Loving God with an undivided heart

The liturgy continues to present us with the reading from the first letter to the Corinthians. Today’s passage must be framed within the whole of chapter 7 of this letter, where Paul speaks of the marriage vocation and the celibate vocation, defining both as gifts and callings from the Lord: “Each receives from God his own gift, some in one way, some in another” (v. 7). Certain of his positions on the preference of celibacy undoubtedly stem from his personal history. We know that when he was writing to the Corinthians he was not attached to any woman. It is less likely that he had never been married, for marriage was an obligation for every pious Israelite. Perhaps he was a widower; or perhaps he had been left by his wife; for others he was married to a Jewess who had not converted and lived apart from her; for still others his wife and children had died to him in a misfortune in Jerusalem. Perhaps he had abandoned wife and home to give himself to evangelism (1 Cor. 9:4-6). In any case he feels marriage as a burden in his quest for fellowship with the Lord (1 Cor 7:32-34).
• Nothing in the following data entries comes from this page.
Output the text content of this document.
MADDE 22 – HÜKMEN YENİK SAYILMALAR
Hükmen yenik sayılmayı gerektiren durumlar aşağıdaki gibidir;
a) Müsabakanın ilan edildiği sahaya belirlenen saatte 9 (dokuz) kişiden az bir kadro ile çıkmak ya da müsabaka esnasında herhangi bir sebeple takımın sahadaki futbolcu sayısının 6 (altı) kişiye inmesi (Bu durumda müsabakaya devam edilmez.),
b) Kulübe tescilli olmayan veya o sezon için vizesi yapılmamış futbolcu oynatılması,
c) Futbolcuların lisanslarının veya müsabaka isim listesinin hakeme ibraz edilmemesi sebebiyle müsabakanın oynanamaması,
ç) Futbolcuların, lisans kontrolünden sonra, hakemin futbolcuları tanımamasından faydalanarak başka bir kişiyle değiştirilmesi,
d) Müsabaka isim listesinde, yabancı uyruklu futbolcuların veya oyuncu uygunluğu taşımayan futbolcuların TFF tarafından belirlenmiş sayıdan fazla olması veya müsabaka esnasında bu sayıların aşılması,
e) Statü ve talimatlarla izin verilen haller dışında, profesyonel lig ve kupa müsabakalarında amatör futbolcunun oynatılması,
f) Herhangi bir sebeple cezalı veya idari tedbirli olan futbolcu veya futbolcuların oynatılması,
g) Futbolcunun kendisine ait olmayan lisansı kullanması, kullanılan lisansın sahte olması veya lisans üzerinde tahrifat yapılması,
But the challenge for all, celibate and married and as we have already seen last Sunday, to love God with an undivided heart, putting Him first, both in celibate and married life. The criterion for discernment, Paul tells us, will be to listen to one’s psyche, one’s emotions, one’s physical and psychological history: “This I tell you not to cast a snare over you” (v. 35).

“And the Word became flesh” (Jn. 1:14)

The First Reading and the Gospel refer to and complement each other. In the Deuteronomy passage God promises that he will always accompany his people with prophets, and in the Gospel the last, final prophet, the Lord Jesus, is presented.

The prophet is not the one who predicts or unveils a future event. He is an intermediary with the Absolute, a faithful bearer of God’s word. Prophethood condemns outward worship, the arrogance of the powerful and rulers; it calls for the radicality of following the divine will. The prophet is constituted by God “to uproot and demolish, to destroy and tear down, to build up and plant” (Jer. 1:10). That is why his impact with the people is more often a confrontation than an encounter.

Jesus is presented in the Gospel not only as the one who historically closes the series of ancient prophets, but as the one who brings the promises to fulfillment, the one in whom God’s plan for humanity is revealed and fulfilled. He does not merely, like the scribes and Pharisees, repeat and recall God’s word; he “teaches as one in authority” and accompanies his words with the power of miracles. The healing of the possessed man becomes a prophetic sign of a liberation in progress, of the coming of the kingdom of God, of the beginning of the new people.

Prophets and prophetic communities in the Church

Do prophets still exist today? Do we know how to recognize them? Or do they bother us and do we persecute them? Prophetic denunciation is not the initiative of the Church but of the Holy Spirit. Prophets are encountered where we least and when we least expect them. The Spirit also raises prophets beyond the sociological boundaries of the Church. Every man, every human community can become prophecy.

“There is not only prophecy within the Church, but the Christian community itself is ” prophecy ” with regard to the whole human community: a source of criticism against every absolutization, or dehumanizing ideology, or oppressive power. Denunciation of racism, economic exploitation, disrespect for life. All this presupposes a community in continuous verification of its fidelity to the message, so that its prophecy is not alienating counter-witness” (Salesian Catechetical Center).

The Church, people of prophets

But each of us by baptism is called to be a prophet, to carry the Word of God around us, to those areas where sometimes it would never reach if we did not carry it. Each of us is to witness by life and word to God’s love and tenderness for the world, and that only in God is there salvation, that is, the meaning of living and dying, and the certainty of the victory of good over evil, of love over hate, of life over death.

Sometimes this proclamation is opposed and vilified, and prophets are persecuted. But “Blessed are those persecuted for righteousness’ sake, for theirs is the kingdom of heaven” (Mt. 5:10).